Pour les non-spécialistes, le message principal est qu’il est possible de produire une carte de prospection des eaux souterraines fiable à l’échelle d’une ville sans forer des centaines de puits d’essai. En combinant des données gravimétriques satellitaires, des cartes de base et une pondération transparente des critères d’un bon aquifère, cette étude indique où concentrer des travaux de terrain et des forages plus détaillés autour de Port-Soudan.
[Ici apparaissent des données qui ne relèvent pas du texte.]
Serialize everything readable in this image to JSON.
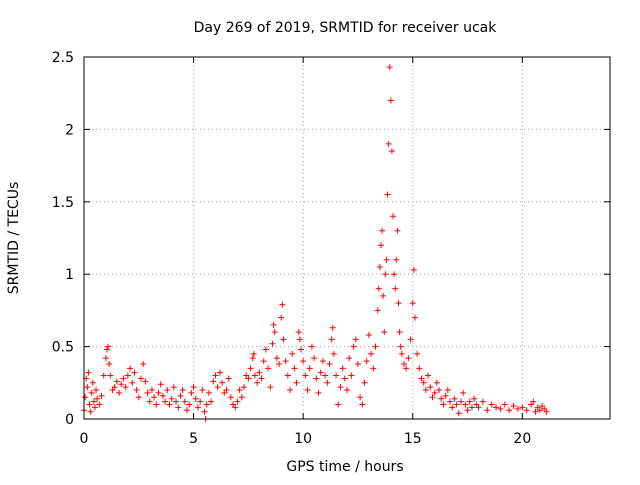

Les zones à fort potentiel dans les plaines alluviales sont les meilleures cibles initiales, tandis que les secteurs du socle à l’ouest peuvent encore contenir des ressources locales mais exigent des vérifications plus précises et spécifiques au site. L’approche est rentable, reproductible et adaptée à d’autres régions côtières sèches confrontées à un stress hydrique similaire, aidant les planificateurs à passer du tâtonnement à un développement des eaux souterraines fondé sur des preuves.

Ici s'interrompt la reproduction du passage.